Jesus Christ, what was she thinking? ‘What? I’m fifteen years old,’ I snapped. ‘Are you joking?’ Fair enough, that kind of psychobabble might have worked on four- or five-year-olds but it was just insulting to me. ‘Becky,’ I said, ‘I’m not trying to be rude but this is ridiculous. If you want to talk to me, that’s fine. But don’t expect me to sit here drawing stick men and smiley faces.’

And she replied, ‘Well, what about if we make a chart about how you’re feeling? Has it been a sad day, a good day or a medium day?’

‘I’m not drawing a chart either,’ I said. ‘I’m not three and I’m not wetting the bed. This is just not working for me.’

Those sessions with Becky used to make me so angry and I’d inevitably take it out on Mum.

‘Why are you making me see that woman? I’m not some imbecile,’ I’d say.

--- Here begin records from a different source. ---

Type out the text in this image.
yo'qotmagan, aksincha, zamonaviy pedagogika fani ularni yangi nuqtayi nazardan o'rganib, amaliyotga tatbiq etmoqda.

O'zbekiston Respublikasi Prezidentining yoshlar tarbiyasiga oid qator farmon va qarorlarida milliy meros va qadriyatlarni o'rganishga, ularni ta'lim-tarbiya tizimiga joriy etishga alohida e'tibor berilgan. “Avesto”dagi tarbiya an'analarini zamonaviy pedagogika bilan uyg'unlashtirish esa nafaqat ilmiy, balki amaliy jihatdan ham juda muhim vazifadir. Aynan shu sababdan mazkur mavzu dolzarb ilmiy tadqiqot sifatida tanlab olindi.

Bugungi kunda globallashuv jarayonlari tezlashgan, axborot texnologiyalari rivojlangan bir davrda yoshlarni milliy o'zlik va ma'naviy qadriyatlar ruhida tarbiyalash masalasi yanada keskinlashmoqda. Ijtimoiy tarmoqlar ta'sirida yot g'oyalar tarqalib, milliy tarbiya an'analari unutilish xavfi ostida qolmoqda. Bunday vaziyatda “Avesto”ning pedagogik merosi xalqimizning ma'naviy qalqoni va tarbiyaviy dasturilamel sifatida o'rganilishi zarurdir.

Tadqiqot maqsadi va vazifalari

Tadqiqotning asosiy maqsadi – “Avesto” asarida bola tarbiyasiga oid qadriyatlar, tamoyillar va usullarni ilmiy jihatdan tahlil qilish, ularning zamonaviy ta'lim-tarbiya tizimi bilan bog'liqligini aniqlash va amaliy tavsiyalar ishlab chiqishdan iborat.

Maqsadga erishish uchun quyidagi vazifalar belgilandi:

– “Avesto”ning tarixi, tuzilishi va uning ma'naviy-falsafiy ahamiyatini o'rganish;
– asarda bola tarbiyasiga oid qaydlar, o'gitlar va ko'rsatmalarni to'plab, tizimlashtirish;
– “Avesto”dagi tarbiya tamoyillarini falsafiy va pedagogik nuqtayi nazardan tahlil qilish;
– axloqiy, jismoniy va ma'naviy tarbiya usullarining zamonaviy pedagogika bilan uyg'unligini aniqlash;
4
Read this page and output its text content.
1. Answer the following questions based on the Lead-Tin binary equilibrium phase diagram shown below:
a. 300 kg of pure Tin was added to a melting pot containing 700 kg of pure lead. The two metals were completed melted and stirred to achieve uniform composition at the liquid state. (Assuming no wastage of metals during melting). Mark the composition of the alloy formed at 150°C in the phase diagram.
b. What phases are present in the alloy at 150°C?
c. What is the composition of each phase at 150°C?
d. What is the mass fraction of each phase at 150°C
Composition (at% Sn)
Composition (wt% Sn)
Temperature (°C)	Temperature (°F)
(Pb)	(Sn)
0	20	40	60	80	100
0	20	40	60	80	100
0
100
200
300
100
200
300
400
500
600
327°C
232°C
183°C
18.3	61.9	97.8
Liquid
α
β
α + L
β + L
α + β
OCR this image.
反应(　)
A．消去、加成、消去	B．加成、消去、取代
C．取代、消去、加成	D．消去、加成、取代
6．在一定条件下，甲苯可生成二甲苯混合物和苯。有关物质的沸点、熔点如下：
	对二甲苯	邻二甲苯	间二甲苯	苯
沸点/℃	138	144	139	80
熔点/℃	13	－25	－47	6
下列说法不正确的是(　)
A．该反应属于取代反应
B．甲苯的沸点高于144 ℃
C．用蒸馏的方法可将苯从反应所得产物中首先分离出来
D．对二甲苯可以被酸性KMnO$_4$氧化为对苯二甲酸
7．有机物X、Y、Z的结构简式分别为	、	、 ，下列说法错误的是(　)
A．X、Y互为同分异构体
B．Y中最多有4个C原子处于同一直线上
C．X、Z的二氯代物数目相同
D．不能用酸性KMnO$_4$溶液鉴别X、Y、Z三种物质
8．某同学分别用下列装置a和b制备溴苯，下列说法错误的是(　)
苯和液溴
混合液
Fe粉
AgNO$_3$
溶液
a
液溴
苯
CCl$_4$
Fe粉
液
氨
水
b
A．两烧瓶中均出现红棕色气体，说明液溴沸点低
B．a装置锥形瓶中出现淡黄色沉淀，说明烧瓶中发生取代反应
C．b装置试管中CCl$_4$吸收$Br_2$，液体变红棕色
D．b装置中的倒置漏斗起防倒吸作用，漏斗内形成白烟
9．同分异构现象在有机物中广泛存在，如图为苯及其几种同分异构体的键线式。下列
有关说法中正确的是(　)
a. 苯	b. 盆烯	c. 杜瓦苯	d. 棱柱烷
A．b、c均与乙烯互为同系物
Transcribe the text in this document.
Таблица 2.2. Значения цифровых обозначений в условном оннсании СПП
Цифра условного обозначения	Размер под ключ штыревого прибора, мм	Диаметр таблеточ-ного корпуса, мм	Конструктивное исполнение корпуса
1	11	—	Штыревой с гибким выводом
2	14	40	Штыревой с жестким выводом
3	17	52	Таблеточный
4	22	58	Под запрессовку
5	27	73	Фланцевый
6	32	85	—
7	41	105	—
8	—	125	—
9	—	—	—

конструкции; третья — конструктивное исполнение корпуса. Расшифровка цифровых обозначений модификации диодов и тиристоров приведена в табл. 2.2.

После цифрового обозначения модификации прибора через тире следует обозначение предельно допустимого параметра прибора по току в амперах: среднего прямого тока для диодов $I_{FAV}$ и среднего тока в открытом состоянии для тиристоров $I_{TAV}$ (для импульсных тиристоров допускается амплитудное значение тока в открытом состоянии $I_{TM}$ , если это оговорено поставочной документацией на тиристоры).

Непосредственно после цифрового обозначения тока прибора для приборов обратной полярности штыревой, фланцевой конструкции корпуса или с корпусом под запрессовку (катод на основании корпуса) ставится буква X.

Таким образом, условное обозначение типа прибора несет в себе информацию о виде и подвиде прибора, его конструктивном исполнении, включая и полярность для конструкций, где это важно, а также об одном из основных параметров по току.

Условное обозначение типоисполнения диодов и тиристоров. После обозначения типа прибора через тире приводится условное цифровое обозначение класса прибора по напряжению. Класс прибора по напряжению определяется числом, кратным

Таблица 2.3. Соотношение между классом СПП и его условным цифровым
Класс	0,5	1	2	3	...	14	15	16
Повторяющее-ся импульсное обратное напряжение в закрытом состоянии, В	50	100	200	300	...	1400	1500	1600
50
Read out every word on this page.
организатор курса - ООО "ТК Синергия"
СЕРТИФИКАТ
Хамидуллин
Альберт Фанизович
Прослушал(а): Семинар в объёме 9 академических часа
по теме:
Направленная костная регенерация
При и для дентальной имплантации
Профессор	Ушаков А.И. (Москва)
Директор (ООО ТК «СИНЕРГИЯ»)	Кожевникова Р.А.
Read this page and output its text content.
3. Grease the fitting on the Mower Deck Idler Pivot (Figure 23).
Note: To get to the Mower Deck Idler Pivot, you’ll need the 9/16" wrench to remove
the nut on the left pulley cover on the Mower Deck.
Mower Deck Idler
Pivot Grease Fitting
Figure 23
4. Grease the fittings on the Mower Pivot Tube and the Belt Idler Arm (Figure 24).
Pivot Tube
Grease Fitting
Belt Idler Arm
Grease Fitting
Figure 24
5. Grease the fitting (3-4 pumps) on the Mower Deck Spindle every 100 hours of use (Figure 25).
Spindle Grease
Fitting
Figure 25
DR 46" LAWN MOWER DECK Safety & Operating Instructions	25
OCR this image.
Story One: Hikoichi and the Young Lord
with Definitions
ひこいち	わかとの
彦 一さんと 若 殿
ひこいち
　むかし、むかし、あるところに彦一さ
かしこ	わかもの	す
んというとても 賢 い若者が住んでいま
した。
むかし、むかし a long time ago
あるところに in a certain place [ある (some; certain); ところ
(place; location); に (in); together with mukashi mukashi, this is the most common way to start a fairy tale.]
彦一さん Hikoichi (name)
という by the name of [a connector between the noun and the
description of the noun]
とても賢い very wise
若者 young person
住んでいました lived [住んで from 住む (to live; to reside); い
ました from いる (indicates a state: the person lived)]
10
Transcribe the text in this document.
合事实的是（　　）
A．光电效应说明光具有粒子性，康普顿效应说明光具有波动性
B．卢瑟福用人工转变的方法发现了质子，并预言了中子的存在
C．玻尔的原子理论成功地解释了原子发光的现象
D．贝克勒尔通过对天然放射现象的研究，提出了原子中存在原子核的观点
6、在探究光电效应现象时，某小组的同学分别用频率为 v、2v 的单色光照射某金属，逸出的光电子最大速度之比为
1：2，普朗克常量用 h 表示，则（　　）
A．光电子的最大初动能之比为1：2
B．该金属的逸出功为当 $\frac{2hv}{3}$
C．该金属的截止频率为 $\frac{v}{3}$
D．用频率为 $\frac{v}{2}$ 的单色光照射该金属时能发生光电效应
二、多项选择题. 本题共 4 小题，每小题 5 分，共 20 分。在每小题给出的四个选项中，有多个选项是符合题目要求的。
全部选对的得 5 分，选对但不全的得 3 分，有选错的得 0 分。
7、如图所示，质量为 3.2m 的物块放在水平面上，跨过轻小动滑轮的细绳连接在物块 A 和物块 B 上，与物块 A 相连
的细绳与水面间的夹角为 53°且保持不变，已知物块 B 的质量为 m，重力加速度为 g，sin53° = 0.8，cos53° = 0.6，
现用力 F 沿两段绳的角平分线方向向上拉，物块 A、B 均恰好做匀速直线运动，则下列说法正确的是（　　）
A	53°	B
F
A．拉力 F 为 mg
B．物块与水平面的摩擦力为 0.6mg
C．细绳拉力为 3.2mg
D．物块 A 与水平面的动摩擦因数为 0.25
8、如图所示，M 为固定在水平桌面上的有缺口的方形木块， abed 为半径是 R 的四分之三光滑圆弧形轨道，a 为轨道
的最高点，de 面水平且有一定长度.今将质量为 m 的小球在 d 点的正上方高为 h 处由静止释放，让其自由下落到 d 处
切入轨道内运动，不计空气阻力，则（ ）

In the end, Mum arranged for my previous social worker Christine to step in – and she was a breath of fresh air because I trusted her implicitly. She picked me up from school sometimes and took me to Pizza Hut, so it felt like a treat, rather than some
kind of psychobabble session. We could actually talk about stuff, without her forcing me to draw daft pictures. I used to enjoy our chats because she never seemed to judge me or have any expectations of me. And if I felt angry and bitter towards my mum and dad on any occasion, that was fine too. She always encouraged me to express my emotions and that helped me a lot.

But while she was a calming influence in my life, the next almighty storm was already brewing.